Apareció el campeón. Liverpool dejó atrás los fantasmas del debut y este miércoles consiguió un trabajado triunfo ante el Salzburgo por la segunda fecha de la fase de grupos de Champions League. El equipo inglés estuvo a punto de empatar, pero gracias a Mo Salah pudieron sacar la tarea.
La apertura de la cuenta llegó temprano, cuando a los 9′ minutos de partido Sadio Mané encaró por izquierda y encajó la pelota en el arco. En los 25′, Andrew Robertson aprovechó un centro por derecha y se adelantó a todos para el 2-0. Como si fuera poco, en el 36′, Salah quedó con el balón frente al arco y solo la empujó para aumentar la ventaja.
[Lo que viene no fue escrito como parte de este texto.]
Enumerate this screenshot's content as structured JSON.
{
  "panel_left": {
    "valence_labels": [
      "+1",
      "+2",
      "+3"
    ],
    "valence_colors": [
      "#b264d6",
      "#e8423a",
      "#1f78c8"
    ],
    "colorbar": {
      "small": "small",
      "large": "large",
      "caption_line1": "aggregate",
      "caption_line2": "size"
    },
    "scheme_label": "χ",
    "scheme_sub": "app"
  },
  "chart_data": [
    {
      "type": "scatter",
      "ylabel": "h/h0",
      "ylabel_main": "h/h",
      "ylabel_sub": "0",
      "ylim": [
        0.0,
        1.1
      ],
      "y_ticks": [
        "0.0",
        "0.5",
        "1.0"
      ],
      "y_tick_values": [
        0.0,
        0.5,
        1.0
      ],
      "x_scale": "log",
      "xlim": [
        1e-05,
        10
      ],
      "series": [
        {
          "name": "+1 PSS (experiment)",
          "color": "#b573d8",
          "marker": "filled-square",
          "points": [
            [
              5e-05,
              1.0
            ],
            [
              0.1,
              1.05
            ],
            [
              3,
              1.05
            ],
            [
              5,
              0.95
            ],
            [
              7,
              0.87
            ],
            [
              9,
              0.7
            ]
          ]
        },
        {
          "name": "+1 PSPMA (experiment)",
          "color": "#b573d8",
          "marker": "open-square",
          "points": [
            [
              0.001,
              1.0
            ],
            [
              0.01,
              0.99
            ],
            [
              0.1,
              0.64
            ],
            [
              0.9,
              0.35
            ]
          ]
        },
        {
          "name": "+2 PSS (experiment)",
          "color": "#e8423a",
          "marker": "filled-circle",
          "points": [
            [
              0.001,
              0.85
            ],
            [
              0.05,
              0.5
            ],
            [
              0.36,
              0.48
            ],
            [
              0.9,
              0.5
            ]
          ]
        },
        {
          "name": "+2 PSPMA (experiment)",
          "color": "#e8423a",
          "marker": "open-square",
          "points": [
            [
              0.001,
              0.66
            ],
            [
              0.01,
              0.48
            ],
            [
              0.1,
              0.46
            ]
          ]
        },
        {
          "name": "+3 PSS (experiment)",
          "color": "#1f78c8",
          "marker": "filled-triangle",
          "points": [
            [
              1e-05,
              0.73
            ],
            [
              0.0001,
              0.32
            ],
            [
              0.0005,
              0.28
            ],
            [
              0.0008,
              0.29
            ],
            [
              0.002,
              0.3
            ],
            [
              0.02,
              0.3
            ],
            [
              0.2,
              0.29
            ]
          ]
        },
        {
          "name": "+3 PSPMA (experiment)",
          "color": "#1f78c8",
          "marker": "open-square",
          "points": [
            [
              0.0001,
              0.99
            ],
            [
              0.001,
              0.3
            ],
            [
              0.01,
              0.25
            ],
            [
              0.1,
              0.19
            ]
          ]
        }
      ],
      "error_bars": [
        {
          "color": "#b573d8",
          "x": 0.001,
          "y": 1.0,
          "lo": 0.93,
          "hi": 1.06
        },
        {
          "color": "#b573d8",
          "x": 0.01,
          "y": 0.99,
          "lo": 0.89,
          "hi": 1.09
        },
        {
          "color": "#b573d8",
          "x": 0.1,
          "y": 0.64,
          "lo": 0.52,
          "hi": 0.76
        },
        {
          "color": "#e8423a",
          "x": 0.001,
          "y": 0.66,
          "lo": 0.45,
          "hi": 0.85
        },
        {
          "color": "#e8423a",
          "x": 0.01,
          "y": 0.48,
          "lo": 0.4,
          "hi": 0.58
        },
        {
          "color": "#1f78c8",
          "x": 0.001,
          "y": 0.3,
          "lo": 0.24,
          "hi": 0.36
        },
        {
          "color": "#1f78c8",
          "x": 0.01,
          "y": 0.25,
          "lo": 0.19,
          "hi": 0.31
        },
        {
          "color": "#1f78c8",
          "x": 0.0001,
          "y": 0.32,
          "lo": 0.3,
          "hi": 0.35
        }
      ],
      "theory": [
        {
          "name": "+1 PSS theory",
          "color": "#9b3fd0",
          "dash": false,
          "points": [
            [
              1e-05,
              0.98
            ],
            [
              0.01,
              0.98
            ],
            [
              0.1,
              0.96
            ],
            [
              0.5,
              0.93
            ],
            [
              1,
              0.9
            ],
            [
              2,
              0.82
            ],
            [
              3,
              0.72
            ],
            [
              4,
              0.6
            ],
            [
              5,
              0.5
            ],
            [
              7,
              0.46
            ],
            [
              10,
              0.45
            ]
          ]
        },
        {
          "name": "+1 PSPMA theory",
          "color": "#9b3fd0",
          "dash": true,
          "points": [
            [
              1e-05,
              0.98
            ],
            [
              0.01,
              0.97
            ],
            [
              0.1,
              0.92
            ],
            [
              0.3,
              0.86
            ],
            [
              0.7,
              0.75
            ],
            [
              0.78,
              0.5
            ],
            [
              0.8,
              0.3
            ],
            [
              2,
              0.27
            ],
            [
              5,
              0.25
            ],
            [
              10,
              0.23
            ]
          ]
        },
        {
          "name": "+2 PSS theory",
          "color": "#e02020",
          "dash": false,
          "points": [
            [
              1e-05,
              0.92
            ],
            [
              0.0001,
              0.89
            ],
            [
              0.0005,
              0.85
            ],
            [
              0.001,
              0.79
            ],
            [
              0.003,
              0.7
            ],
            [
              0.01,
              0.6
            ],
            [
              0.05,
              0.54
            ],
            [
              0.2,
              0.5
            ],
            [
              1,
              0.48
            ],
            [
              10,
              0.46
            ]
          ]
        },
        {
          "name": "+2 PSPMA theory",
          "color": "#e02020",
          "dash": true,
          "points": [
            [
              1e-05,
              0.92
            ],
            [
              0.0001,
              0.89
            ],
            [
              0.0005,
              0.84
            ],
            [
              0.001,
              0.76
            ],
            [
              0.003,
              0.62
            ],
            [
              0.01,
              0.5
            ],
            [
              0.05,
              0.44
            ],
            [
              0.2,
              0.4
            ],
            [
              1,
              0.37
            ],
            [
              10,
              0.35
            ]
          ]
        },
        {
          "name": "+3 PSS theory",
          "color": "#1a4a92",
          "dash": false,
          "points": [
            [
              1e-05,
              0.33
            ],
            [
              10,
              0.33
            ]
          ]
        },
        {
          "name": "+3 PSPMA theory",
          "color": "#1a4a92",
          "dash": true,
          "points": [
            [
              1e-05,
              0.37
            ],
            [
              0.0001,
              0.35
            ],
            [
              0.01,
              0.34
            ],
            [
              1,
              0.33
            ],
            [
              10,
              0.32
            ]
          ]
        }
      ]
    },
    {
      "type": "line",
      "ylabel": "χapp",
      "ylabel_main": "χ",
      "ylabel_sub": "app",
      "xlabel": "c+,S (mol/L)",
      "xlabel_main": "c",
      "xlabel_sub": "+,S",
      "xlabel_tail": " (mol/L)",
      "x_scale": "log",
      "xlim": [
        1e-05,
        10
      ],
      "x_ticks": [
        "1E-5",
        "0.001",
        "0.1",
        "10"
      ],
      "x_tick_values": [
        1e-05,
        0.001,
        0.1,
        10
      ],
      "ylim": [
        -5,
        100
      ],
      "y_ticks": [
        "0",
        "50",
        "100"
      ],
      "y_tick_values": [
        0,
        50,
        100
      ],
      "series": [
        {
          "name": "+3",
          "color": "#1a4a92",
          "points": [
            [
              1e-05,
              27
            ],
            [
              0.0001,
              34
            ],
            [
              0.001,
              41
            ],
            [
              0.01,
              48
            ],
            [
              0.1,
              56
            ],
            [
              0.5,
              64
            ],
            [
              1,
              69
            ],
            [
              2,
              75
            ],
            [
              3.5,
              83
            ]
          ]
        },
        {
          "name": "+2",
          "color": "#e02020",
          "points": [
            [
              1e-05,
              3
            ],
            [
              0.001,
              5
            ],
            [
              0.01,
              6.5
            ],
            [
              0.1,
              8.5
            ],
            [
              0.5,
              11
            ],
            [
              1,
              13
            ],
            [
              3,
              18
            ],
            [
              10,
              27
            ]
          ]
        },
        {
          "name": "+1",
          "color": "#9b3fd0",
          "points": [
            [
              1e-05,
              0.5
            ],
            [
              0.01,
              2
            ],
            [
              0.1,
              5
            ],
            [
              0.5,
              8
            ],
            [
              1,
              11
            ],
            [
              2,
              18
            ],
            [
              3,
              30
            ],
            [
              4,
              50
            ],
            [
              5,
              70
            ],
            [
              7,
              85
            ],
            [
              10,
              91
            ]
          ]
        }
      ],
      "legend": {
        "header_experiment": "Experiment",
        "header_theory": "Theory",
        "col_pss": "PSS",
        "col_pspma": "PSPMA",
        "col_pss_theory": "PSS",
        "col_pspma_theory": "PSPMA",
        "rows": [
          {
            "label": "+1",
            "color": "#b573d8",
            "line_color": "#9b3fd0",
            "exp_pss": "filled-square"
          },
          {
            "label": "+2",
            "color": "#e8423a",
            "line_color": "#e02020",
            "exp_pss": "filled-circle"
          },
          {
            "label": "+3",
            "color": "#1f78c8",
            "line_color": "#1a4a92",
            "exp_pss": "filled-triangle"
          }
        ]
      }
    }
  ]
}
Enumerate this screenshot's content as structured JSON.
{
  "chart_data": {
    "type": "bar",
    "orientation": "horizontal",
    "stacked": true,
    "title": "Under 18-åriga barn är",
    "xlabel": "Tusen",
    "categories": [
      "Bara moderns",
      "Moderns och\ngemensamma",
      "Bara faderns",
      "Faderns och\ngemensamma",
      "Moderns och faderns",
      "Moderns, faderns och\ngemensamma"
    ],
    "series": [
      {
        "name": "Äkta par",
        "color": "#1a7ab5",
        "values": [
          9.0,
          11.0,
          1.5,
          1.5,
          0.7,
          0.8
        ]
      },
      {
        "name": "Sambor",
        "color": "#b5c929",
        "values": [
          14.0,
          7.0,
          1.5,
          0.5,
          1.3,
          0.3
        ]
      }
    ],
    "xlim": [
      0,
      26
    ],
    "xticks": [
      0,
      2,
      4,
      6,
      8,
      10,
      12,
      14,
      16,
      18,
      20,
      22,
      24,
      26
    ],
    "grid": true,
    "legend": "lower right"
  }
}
El primer tiempo del Liverpool fue letal, pero lo que no se esperaban era la reacción del Salzburgo, que antes del complemento se encontró con el descuento de Hwang Hee-Chan. El tanto les abrió el apetito y al complemento salieron con todo.
En el minuto 56′, Takumi Minamino aprovechó el centro desde la izquierda y con una volea puso el 3-2 y la ilusión. Cuatro minutos más tarde, la joven promesa del fútbo mundial, Erling Haland, quedó solo frente al arco y puso la igualdad, desatando la locura del Salzburgo. Eso sí, no duraría mucho.
Como si fuera una novela épica, Mohamed Salah se metió entre los centrales y con un suave toque puso la ventaja del Liverpool. De ahí en más, ambos elencos tuvieron con qué igualar o aumentar la ventaja, pero finalmente el marcador se quedó en 4-3, dejando así el primer triunfo del equipo de Klopp en la presente edición de Champions.